The Palm Beach Story


“The Palm Beach Story” (1942) is another delightful piece of cinema courtesy of the great writer/director Preston Sturges. Eccentricity is the norm here, and the film boasts so many delightful sequences, actors and quotable lines that I barely know where to begin. (Word of caution: I’ll be using the word eccentric a lot in this review.)

Geraldine Jeffers (Claudette Colbert) is love with her inventor husband Tom (Joel McCrea), but he cant’ find financing for his inventions, they are behind in their rent, and she yearns for the finer things in life. Showing up to look at their apartment is a bizarre little man with a big hat and a walking stick who calls himself The Wienie King (Robert Dudley, pictured), an eccentric millionaire who takes a great liking to Geraldine and pays off their back rent and gives her some money to get them back on their feet.

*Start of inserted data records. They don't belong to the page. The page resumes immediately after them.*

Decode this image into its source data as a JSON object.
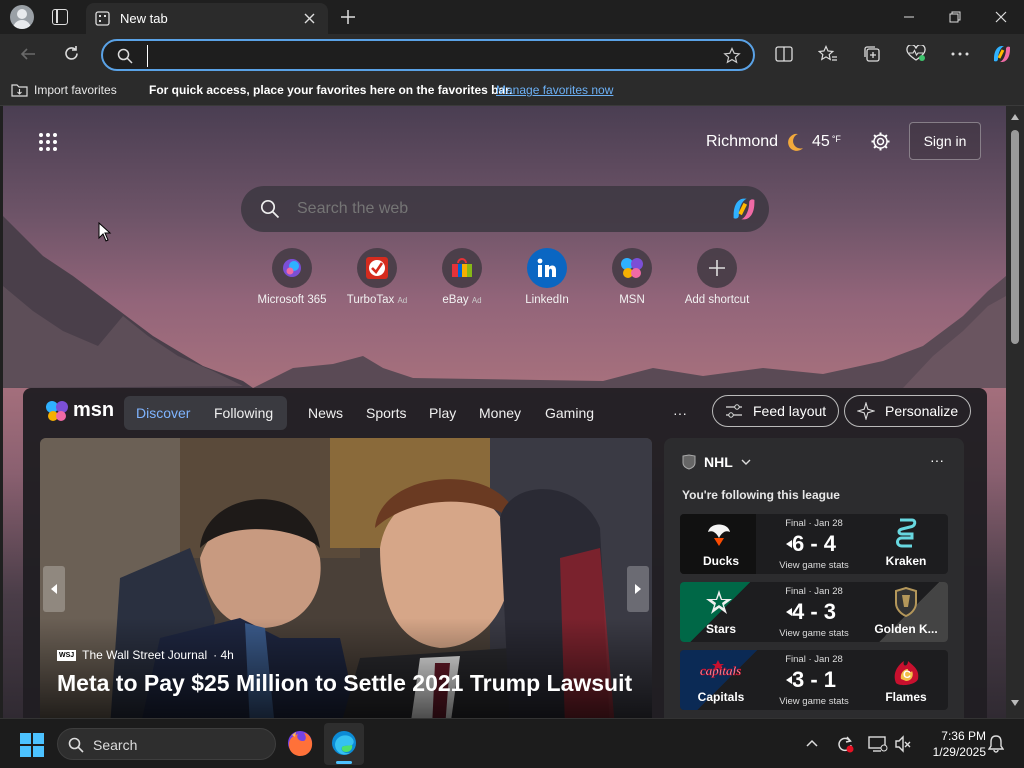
{
  "browser": {
    "tab_title": "New tab",
    "address_value": "",
    "favorites_bar": {
      "import_label": "Import favorites",
      "message": "For quick access, place your favorites here on the favorites bar.",
      "manage_link": "Manage favorites now"
    }
  },
  "newtab": {
    "weather": {
      "location": "Richmond",
      "temperature": "45",
      "unit": "°F"
    },
    "sign_in_label": "Sign in",
    "search_placeholder": "Search the web",
    "shortcuts": [
      {
        "label": "Microsoft 365",
        "ad": ""
      },
      {
        "label": "TurboTax",
        "ad": "Ad"
      },
      {
        "label": "eBay",
        "ad": "Ad"
      },
      {
        "label": "LinkedIn",
        "ad": ""
      },
      {
        "label": "MSN",
        "ad": ""
      },
      {
        "label": "Add shortcut",
        "ad": ""
      }
    ]
  },
  "msn": {
    "brand": "msn",
    "tabs": [
      "Discover",
      "Following"
    ],
    "nav": [
      "News",
      "Sports",
      "Play",
      "Money",
      "Gaming"
    ],
    "more": "···",
    "feed_layout": "Feed layout",
    "personalize": "Personalize",
    "hero": {
      "source_badge": "WSJ",
      "source": "The Wall Street Journal",
      "age": "· 4h",
      "headline": "Meta to Pay $25 Million to Settle 2021 Trump Lawsuit"
    },
    "nhl_card": {
      "league": "NHL",
      "subtitle": "You're following this league",
      "more": "···",
      "games": [
        {
          "status": "Final · Jan 28",
          "score": "6 - 4",
          "stats": "View game stats",
          "home": "Ducks",
          "away": "Kraken",
          "home_color": "#111111",
          "away_color": "#0b2a3a"
        },
        {
          "status": "Final · Jan 28",
          "score": "4 - 3",
          "stats": "View game stats",
          "home": "Stars",
          "away": "Golden K...",
          "home_color": "#006847",
          "away_color": "#3a3a3a"
        },
        {
          "status": "Final · Jan 28",
          "score": "3 - 1",
          "stats": "View game stats",
          "home": "Capitals",
          "away": "Flames",
          "home_color": "#0b2a55",
          "away_color": "#1d1d1f"
        }
      ]
    }
  },
  "taskbar": {
    "search_label": "Search",
    "time": "7:36 PM",
    "date": "1/29/2025"
  }
}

Tom is suspicious of their unforeseen windfall and fights with Geraldine. Even though they are still very much in love, they decide to divorce. Geraldine takes off for Palm Beach by train where she is made mascot of a group of eccentric men called the Ale and Quail Club, who think nothing of using their private railroad car as target practice. Ale and Quail Club members include many familiar faces including William Demarest, Jack Norton, Robert Greig, Roscoe Ates, Dewey Robinson and Chester Conklin (contemporary audiences know him as the old-time fire chief who refuses to give up his horse-drawn fire wagons in the Three Stooges short “Flat Foot Stooges” (1938).

Escaping the insanity of the Ale and Quail Club, she meets John D. Hackensacker III (Rudy Vallee), one of the world’s richest men, when she breaks his glasses (twice) after stepping on his face to climb into an upper berth of the railroad car.

Vallee is hilarious as Hackensacker and it ushered in a whole new career for him after his popularity waned from strong popularity in the early 1930s. (He initiated the singing into the megaphone gimmick). Seemingly oblivious to the insanity around him, he takes Geraldine to Palm Beach where he introduces her to his sister, the five-times divorced Princess Centimillia (Mary Astor) and her latest conquest Toto (Sig Arno), who doesn’t speak a word of English.

Even though Geraldine is seeking a divorce, she still believes in Tom and his inventions and seeks to have Hackensacker loan her $99,000 for his inventions.

In the meantime, Tom has met the Wienie King who convinces him he is still in love with his wife and gives him the funds to fly down to Palm Beach and bring her back. He meets her in Palm Beach while she is with Hackensacker and Centimillia, and shocked to see him, introduces him to them as her brother. Of course Centimillia is smitten with Tom and more complications until the most satisfying, and clever wrap-up.

“The Palm Beach Story” is one of the great pieces of screwball comedy. The opening sequence, which I won’t go into, is very clever, and the Wienie King is a classic character. The Ale and Quail Club sequence is comedy gold.

For me, the one drawback is McCrea. I like McCrea in westerns and even in other dramas, but here he’s Mr. Glum and Gloomy to the point where I never understood what Geraldine saw in Tom. McCrea and Sturges had enjoyed a big success a year earlier with “Sullivan’s Travels” and Sturges liked to work with people he liked, but I’ve always felt McCrea was miscast here.

I can see why he was hired, as both he and Colbert are the models of normalcy while all the insanity ranges about him, but he’s too grouchy. Perhaps Fred MacMurray would have been a better choice here.

“The Palm Beach Story” would normally rate four stars, but because of McCrea’s portrayal, it only gets a still more than respectable three and a half stars.